Discover and Inspect GGUF Models Directly on Hub
Filter GGUF models at hf.co/models?library=gguf or use ggml-org/gguf-my-repo Space to quantize/convert weights. Example: TheBloke/Mixtral-8x7B-Instruct-v0.1-GGUF repo shows files like mixtral-8x7b-instruct-v0.1.Q4_0.gguf.
HF provides a built-in viewer on model/file pages (append ?show_tensors=filename.gguf) displaying metadata and tensor details: name, shape, precision. Access via model page (e.g., TheBloke/Mixtral-8x7B-Instruct-v0.1-GGUF?show_tensors=mixtral-8x7b-instruct-v0.1.Q4_0.gguf) or files tab.
Parse Metadata and Run with Open Tools
Parse remote GGUF files client-side using @huggingface/gguf JS library:
npm install @huggingface/gguf
import { gguf } from "@huggingface/gguf";
const URL_LLAMA = "https://huggingface.co/TheBloke/Llama-2-7B-Chat-GGUF/resolve/191239b/llama-2-7b-chat.Q2_K.gguf";
const { metadata, tensorInfos } = await gguf(URL_LLAMA);
Run GGUF with: llama.cpp, LM Studio, GPT4All, Ollama (dedicated HF docs cover integration).
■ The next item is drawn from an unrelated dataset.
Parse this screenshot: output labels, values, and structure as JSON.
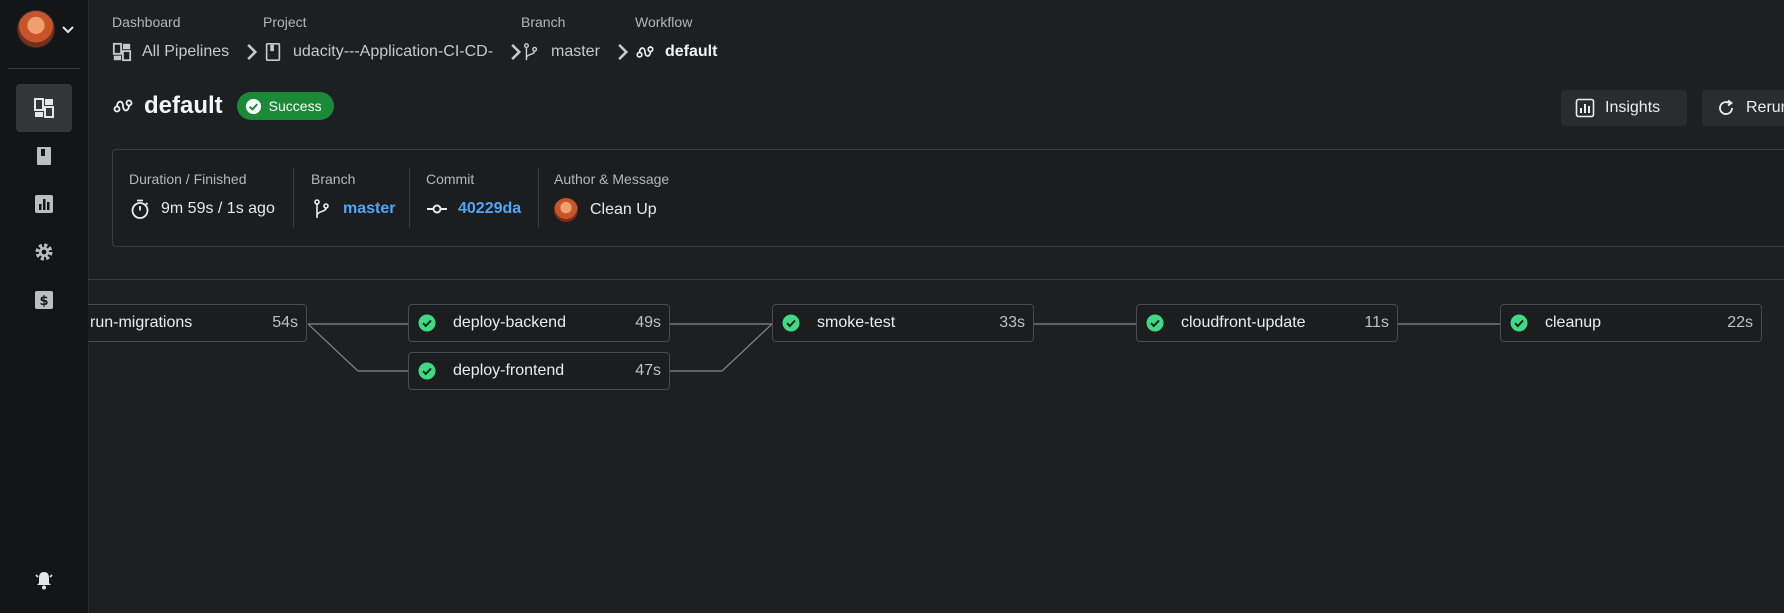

Quantization Types Trade Size for Speed
Choose from these precisions, each with block-based formulas for weights (e.g., w = q * block_scale). Newer K-types outperform legacy:
| Type | Bits/Weight | Key Formula/Notes |
|---|---|---|
| F64 | 64 | IEEE double |
| F32 | 32 | IEEE single |
| F16 | 16 | IEEE half |
| BF16 | 16 | Shortened F32 |
| Q8_K | ~8 | 256 weights/block, for intermediates |
| Q6_K | 6.56 | 16x16 superblock, w = q * 8b scale |
| Q5_K | 5.5 | 8x32 superblock, w = q * 6b scale + 6b min |
| Q4_K | 4.5 | 8x32 superblock, w = q * 6b scale + 6b min |
| Q3_K | 3.44 | 16x16 superblock, w = q * 6b scale |
| Q2_K | 2.63 | 16x16 superblock, w = q * 4b scale + 4b min |
| IQ4_NL/XS | ~4-4.25 | 256-weight superblocks w/ scale & importance matrix |
| IQ3_S/XXS | ~3-3.44 | Similar, lower bits |
| IQ2_XXS/S/XS | ~2-2.5 | Similar, aggressive compression |
| IQ1_S/M | ~1.5-1.75 | 1-bit w/ scale & matrix |
| TQ1_0/TQ2_0 | Ternary | Three-state values |
| MXFP4 | 4 | Microscaling block FP |
Legacy (avoid): Q8_0/1, Q5_0/1, Q4_0/1 (32-weight blocks, basic scale/min). Update inaccuracies via GitHub PR to huggingface.js quant descriptions.